天は愛する者にこそ試練を与える

箴言を読んでいて、しばしその前に歎じざるを得ない一節があった。


because the Lord disciplines those he loves,
as a father the son he delights in.
(Proverbs 3.12)


主は、愛する者を、戒められるからである、
あたかも父がその愛する子を戒めるように。
箴言 第三章 第十二節 口語訳)


かわいい息子を懲らしめる父のように
主は愛する者を懲らしめられる。
箴言 第三章 第十二節 新共同訳)


なぜなら、主は愛するところのものを叱るのだから。
息子を愛する父のように。
箴言 第三章 第十二節 自分訳)


キー・エット・アシェル・イェエハヴ・アドナイ・ヨヒーアハ・ウヘアヴ・エット・ベン・イルツェー


世の中、自分はなんだかあんまり人生がうまくいっていないような気がする時もある。


そのように思うのは、自分が愚かなためだろうが、凡夫のならいとして、このような思いは誰でも多かれ少なかれ時折は思うものだろう。


そういう時に、世の中もっと大変な人もいるのだから、みたいなことを他の人から言われることもあって、その時はそうだなぁと思うが、はてさて、下みればきりなし、しかし上を見てもきりもなし。


この人がどうしてと思うほどつらい目にあって苦労している人もいる一方で、逆の意味でこの人がどうしてと思うようにさほどの苦労もなさそうに見える人もいる。


そういう時に、この箴言を見ると、あぁ、そうだったのか〜っと納得する気がする。


神は愛する人をこそ、試練を与えて、より高めようとする。


これは、多くの英雄的な生涯を送った人々や、義人の生涯を見ると、とてもよくわかる気がする。


一方、わりと恵まれていて、さほどの心の深みに至ることもなく、浅い生涯を生きる人は、逆説的に神にさほど愛されていないということになるのかもしれない。


孟子にも似たような意味の言葉がある。


「天の将に大任をこの人に降さんとするや、必ずまずその心志を苦しめ、その筋骨を労し、その体膚を餓えしめ、その身を空乏し、行うことその為すところを払乱せしむ。
心を動かし、性を忍び、そのあたわざる所を曾益せしむる所以なり。

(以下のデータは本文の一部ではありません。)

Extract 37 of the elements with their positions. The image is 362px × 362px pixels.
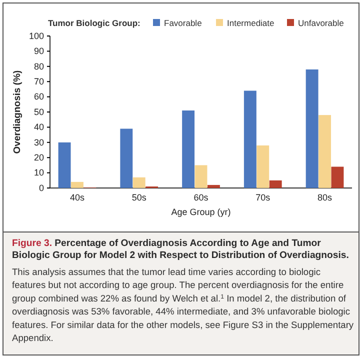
x-axis-title: Age Group (yr): [171, 207, 231, 217]
x-tick-label: 70s: [256, 192, 271, 202]
legend-label: Unfavorable: [298, 18, 344, 28]
y-tick-label: 50: [34, 106, 44, 117]
x-tick-label: 60s: [194, 192, 209, 202]
bar: [132, 177, 146, 188]
bar: [71, 182, 84, 188]
bar: [207, 184, 220, 188]
y-tick-label: 10: [34, 168, 44, 178]
bar: [256, 145, 270, 188]
legend-label: Favorable: [164, 18, 202, 28]
bar: [244, 90, 256, 188]
bar: [318, 115, 331, 188]
y-tick-label: 90: [34, 46, 44, 56]
legend-title: Tumor Biologic Group:: [48, 18, 141, 28]
bar: [269, 180, 282, 188]
bar: [120, 128, 133, 188]
bar: [58, 142, 71, 188]
x-tick-label: 40s: [70, 192, 85, 202]
bar: [194, 165, 208, 188]
text: Figure 3. Percentage of Overdiagnosis According to Age and Tumor Biologic Group for Model 2 with Respect to Distribution of Overdiagnosis.: [12, 238, 349, 261]
y-tick-label: 40: [34, 122, 44, 132]
y-tick-label: 30: [34, 137, 44, 148]
y-tick-label: 100: [28, 30, 44, 41]
x-tick-label: 80s: [318, 192, 333, 202]
y-tick-label: 70: [34, 76, 44, 86]
bar: [182, 110, 195, 188]
y-tick-label: 80: [34, 61, 44, 72]
bar: [306, 69, 318, 188]
text: This analysis assumes that the tumor lead time varies according to biologic features but not according to age group. The percent overdiagnosis for the entire group combined was 22% as found by Welch et al.$^{1}$ In model 2, the distribution of overdiagnosis was 53% favorable, 44% intermediate, and 3% unfavorable biologic features. For similar data for the other models, see Figure S3 in the Supplementary Appendix.: [12, 267, 354, 343]
y-tick-label: 60: [34, 92, 44, 102]
legend-label: Intermediate: [227, 18, 275, 28]
y-tick-label: 0: [38, 182, 44, 193]
y-tick-label: 20: [34, 152, 44, 162]
x-tick-label: 50s: [132, 192, 147, 202]
bar: [331, 166, 344, 188]
y-axis-title: Overdiagnosis (%): [12, 70, 23, 154]
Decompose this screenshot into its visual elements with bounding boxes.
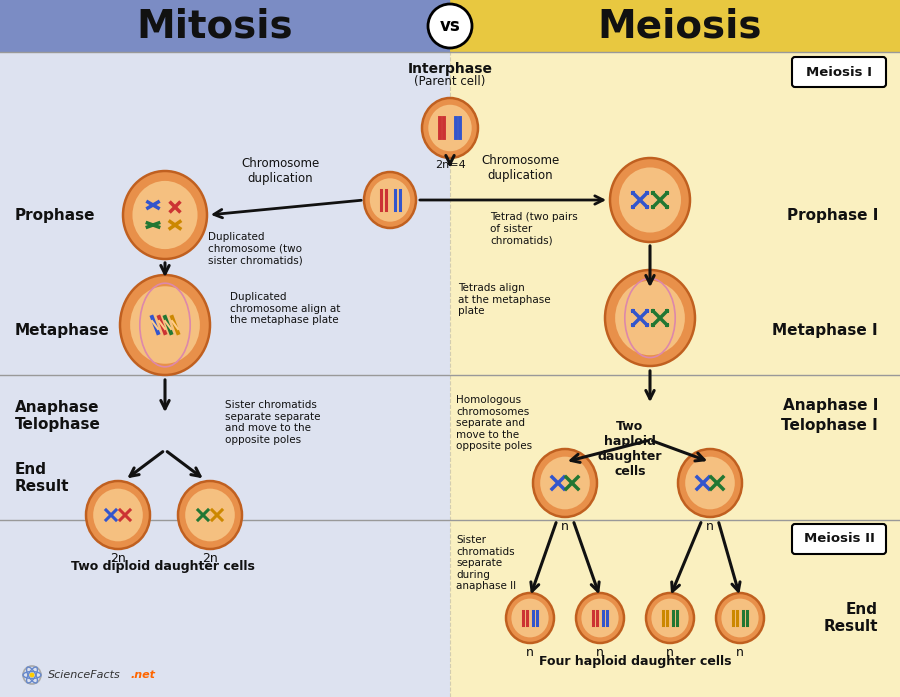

」


つまり、天はその人に大きな任務や使命を与えようとする時は、前もって試練や苦難を与えて訓練し、その力を高める、という意味だが、これも多くの人々の伝記などを読んでいると、よくわかる気がする。


リンカーンは若い頃は自分がつくったわけでもない借金の返済に始終苦しみ続けた。
ベートーヴェンも、そして現代では佐村河内守さんが、難聴に苦しみつつ作曲に携わっている。
ヘレンケラーや野口英世はハンディキャップを乗り越えて大きなことを成し遂げた。


彼らは、一見逆説的な表現になってしまうが、別に逆説でもなんでもなく、この箴言的な意味で、深く神に愛されていたのだろうと、愛されているのだろうと思う。


自分はそうした偉人に比べれば、ものの数にもならない程度の苦労しかなく、実に恵まれていることも多い。
しかし、それでも凡夫のならいで、少々の自分の苦しみに不平不満と落胆と絶望が、しばしば心に広がる。
そうした時には、この箴言を口ずさみ、自分は神から愛されていればこそ、人生の前半において自分なりのこれらの苦労があったのだということを、忘れないようにしたいと思う。


そして、日常のささやかなことの中に、何か天からの叱りやお褒めを見出すことも大切なのかもしれない。


先日、一か月半ほど前、左首肩を寝違えて数日間身動きもとれないぐらいに苦しんで七転八倒したのが、そのおかげで、二十年ぶりぐらいにまた聖書を丹念に読むようになった。
これも神のお叱りであり、自分なりにそのお叱りに素直にすぐに応答できたということなのかもしれない。
そのおかげで、どれほどまた人生の喜びや楽しみが増し深まったかわからない。


人生の見えざる手の向こうに、アッバと親しく呼びかけることができる、父なる神がいるとイエス・キリストのように思うことができれば、この人生は無意味な苦しみではなく、良き学びの日々となるのだろう。
この箴言を読んでいると、そんなことを考えさせられる。